Molecular-statistical calculation of the thermodynamic characteristics of adsorption of saturated and unsaturated hydrocarbons on graphitized thermal carbon black

Abstract

Virial equations for the internal energy, entropy and heat capacity of an adsorbed substance and for their changes on adsorption are derived using the grand partition function. Molecular-statistical calculations were carried out of Henry's constant and the changes in internal energy, entropy and heat capacity on adsorption of a series of n-alkanes, isoalkanes, cycloalkanes, alkenes, alkynes and conjugated dienes onto graphitized thermal carbon black (GTCB), at zero surface coverage and various temperatures. The potential function of the intermolecular interaction of a molecule with an adsorbent Φ was assumed to be equal to the sum of ϕ the atom-atom potential functions. The functions ϕ were estimated using the approximate theory of intermolecular interactions and corrected by comparison with the experimental data for adsorption on GTCB of a few representative hydrocarbons from each homologous series.
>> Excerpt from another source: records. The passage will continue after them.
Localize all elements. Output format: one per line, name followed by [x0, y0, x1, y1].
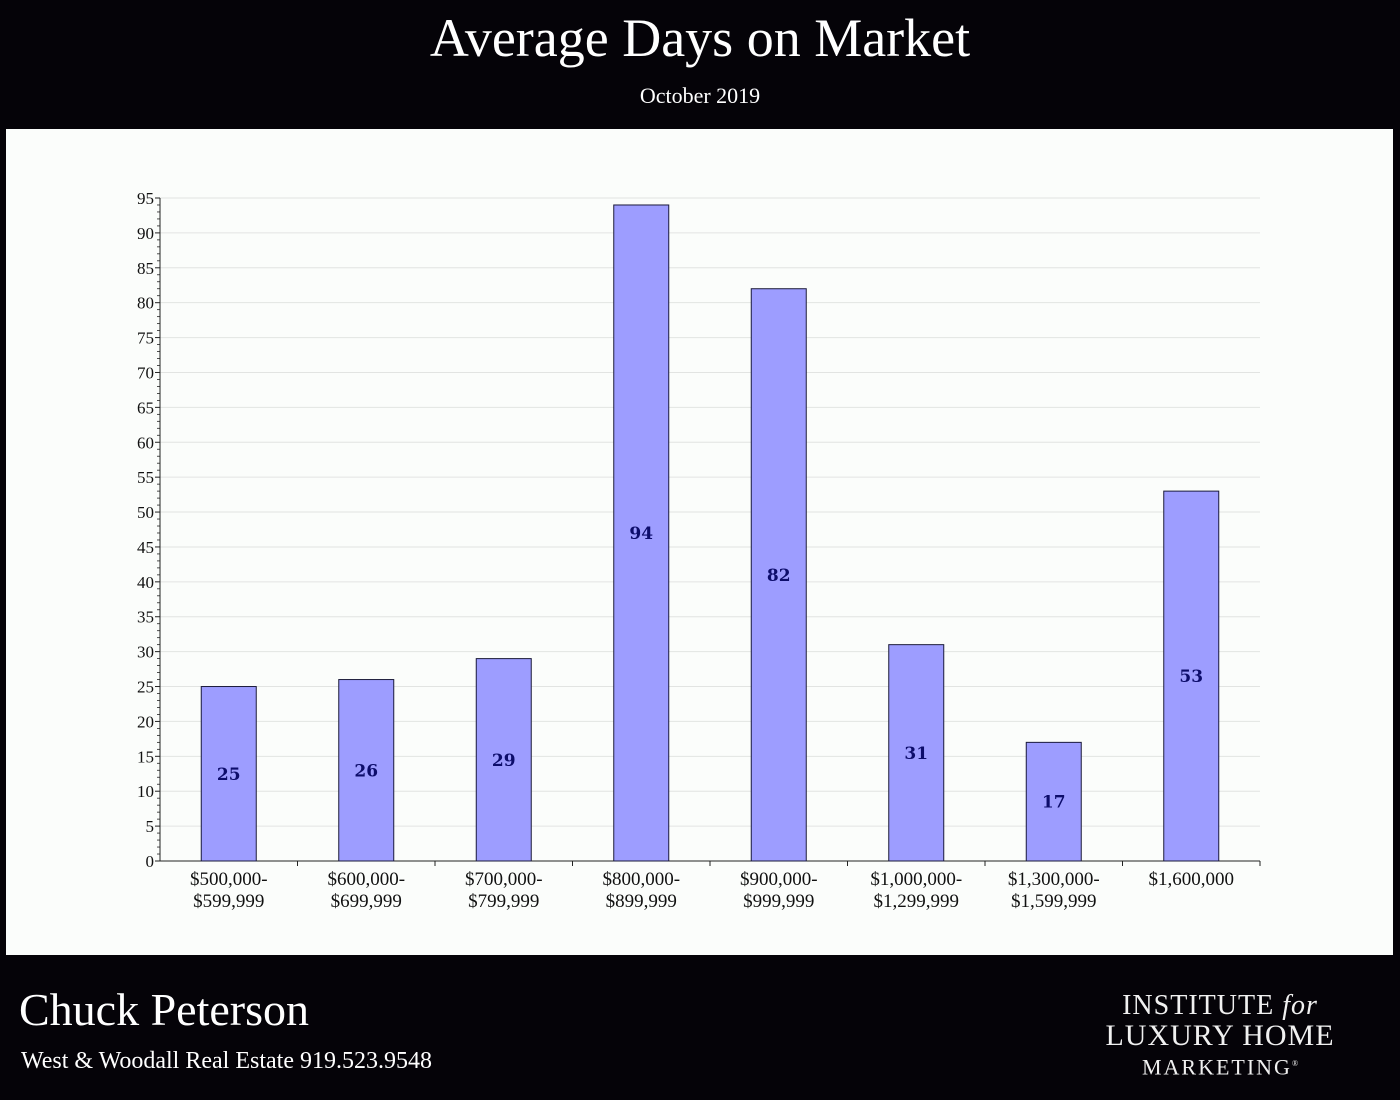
y-tick-label: 0: [146, 852, 155, 871]
data-label: 94: [629, 524, 653, 544]
x-tick-label: $699,999: [331, 891, 402, 912]
x-tick-label: $1,600,000: [1149, 869, 1235, 890]
logo-text-institute: INSTITUTE: [1122, 990, 1275, 1021]
y-tick-label: 95: [137, 189, 154, 208]
x-tick-label: $500,000-: [190, 869, 268, 890]
bar: [475, 658, 532, 862]
bar-chart: 0 5 10 15 20 25 30 35 40 45 50 55 60 65 70 75 80 85 90 95 25…: [137, 189, 1261, 912]
y-tick-label: 90: [137, 224, 154, 243]
data-label: 17: [1042, 793, 1066, 813]
y-tick-label: 55: [137, 468, 154, 487]
y-tick-label: 70: [137, 363, 154, 382]
x-tick-label: $600,000-: [327, 869, 405, 890]
y-tick-label: 5: [146, 817, 155, 836]
y-tick-label: 25: [137, 678, 154, 697]
y-tick-label: 15: [137, 747, 154, 766]
x-tick-label: $799,999: [468, 891, 539, 912]
chart-subtitle: October 2019: [639, 83, 761, 108]
bar: [1163, 490, 1220, 862]
y-tick-label: 20: [137, 712, 154, 731]
bar: [613, 204, 670, 862]
y-tick-label: 10: [137, 782, 154, 801]
bar: [1025, 741, 1082, 862]
data-label: 31: [904, 744, 928, 764]
logo-text-luxury-home: LUXURY HOME: [1105, 1019, 1335, 1052]
bar: [750, 288, 807, 862]
x-tick-label: $900,000-: [740, 869, 818, 890]
agent-name: Chuck Peterson: [19, 984, 310, 1035]
y-tick-label: 45: [137, 538, 154, 557]
chart-panel: 0 5 10 15 20 25 30 35 40 45 50 55 60 65 70 75 80 85 90 95 25…: [6, 129, 1393, 955]
header: Average Days on Market October 2019: [0, 0, 1400, 128]
data-label: 29: [492, 751, 516, 771]
y-tick-label: 80: [137, 294, 154, 313]
logo-text-marketing: MARKETING: [1141, 1054, 1292, 1080]
x-tick-label: $1,300,000-: [1008, 869, 1100, 890]
x-tick-label: $800,000-: [602, 869, 680, 890]
x-tick-label: $700,000-: [465, 869, 543, 890]
institute-logo: INSTITUTE for LUXURY HOME MARKETING®: [1080, 992, 1360, 1079]
footer: Chuck Peterson West & Woodall Real Estat…: [0, 956, 1400, 1100]
bar: [200, 686, 257, 862]
logo-text-for: for: [1282, 990, 1318, 1021]
y-tick-label: 35: [137, 608, 154, 627]
x-tick-label: $999,999: [743, 891, 814, 912]
bar: [888, 644, 945, 862]
x-tick-label: $899,999: [606, 891, 677, 912]
data-label: 82: [767, 566, 791, 586]
data-label: 53: [1179, 667, 1203, 687]
y-tick-label: 30: [137, 643, 154, 662]
data-label: 25: [217, 765, 241, 785]
x-tick-label: $599,999: [193, 891, 264, 912]
x-tick-label: $1,599,999: [1011, 891, 1097, 912]
y-tick-label: 40: [137, 573, 154, 592]
agent-contact-info: West & Woodall Real Estate 919.523.9548: [21, 1048, 432, 1074]
x-tick-label: $1,299,999: [874, 891, 960, 912]
y-tick-label: 85: [137, 259, 154, 278]
logo-registered-mark: ®: [1291, 1059, 1299, 1068]
y-tick-label: 60: [137, 433, 154, 452]
bar: [338, 679, 395, 862]
y-tick-label: 50: [137, 503, 154, 522]
x-tick-label: $1,000,000-: [870, 869, 962, 890]
y-tick-label: 65: [137, 398, 154, 417]
chart-title: Average Days on Market: [429, 8, 971, 68]
data-label: 26: [354, 761, 378, 781]
y-tick-label: 75: [137, 329, 154, 348]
The calculated thermodynamic characteristics of adsorption of all the hydrocarbons investigated, except the rather strained cyclopropane, are in good agreement with the experimental data. The calculations showed that the intermolecular interaction of a carbon atom in the hydrocarbon molecule with a carbon atom in graphite depends on the valence state of the carbon atom in the molecule. The intermolecular interaction of a carbon atom in graphite with a carbon atom forming a double or triple bond in a hydrocarbon molecule is ∼ 7 and 27 % greater respectively than with a carbon atom in a single bond. The conjugation of valence bonds in alkadienes has little effect on their intermolecular interaction with graphite.